The following Personal Tax guidance note Produced by Tolley provides comprehensive and up to date tax information covering:
In addition to the personal allowance, blind individuals receive a further allowance (£2,520 for 2021/22; £2,500 for 2020/21). In order to qualify for the allowance, certain conditions must be met.
Blind person’s allowance is more flexible than the personal allowance as it can be transferred to a spouse or civil partner if the allowance exceeds the blind person’s income.
The allowance is claimed by completing boxes 13 to 16 on page TR4 of the main tax return or boxes 10.1 and 10.2 of the short tax return. It is deducted from the individual’s net income at Step 3 of the income tax proforma. See the Proforma income tax calculation guidance note.
A full allowance is given in the year of death.

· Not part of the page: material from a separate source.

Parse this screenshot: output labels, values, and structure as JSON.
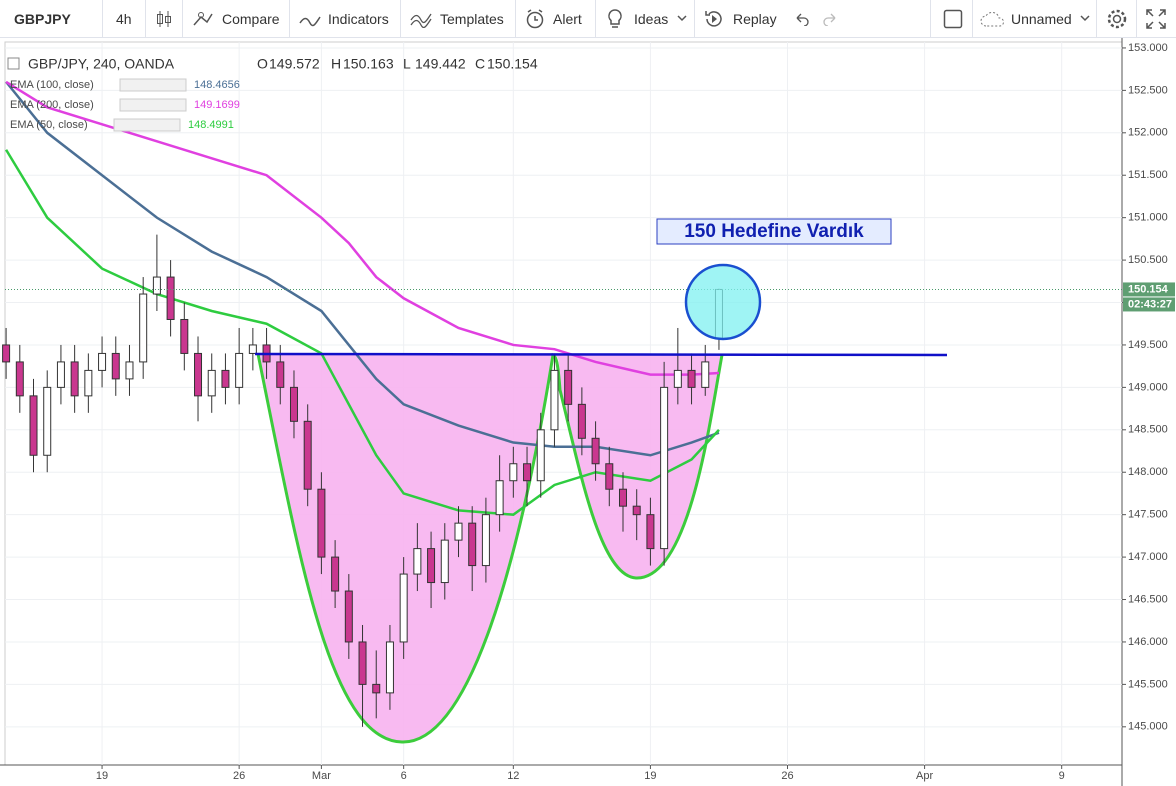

To be entitled to the blind person’s allowance, for the whole or part of the tax year, the individual must either be:
registered as blind with their local authority (England and Wales), or
ordinarily resident in Scotland or Northern Ireland and (because of blindness) unable to do any work for which eyesight is essential
ITA 2007, s 38
Note that although the concept of ordinary residence was abolished for tax purposes from 6 April 2013, it remains within the conditions for blind person’s allowance. See the Ordinary residence ― years to 5 April 2013 guidance note.
The first condition is treated as being met in the tax year prior to the year of registration with the local authority (England and Wales) if the individual obtained evidence of their blindness in the previous tax year. So, for example, if Mr White registered his blindness with the local authority on 15 June 2021 but had obtained proof of his blindness on 28 February 2021, he would be entitled to the blind person’s allowance for 2020/21 as well as for 2021/22 (provided he also met the residence condition below).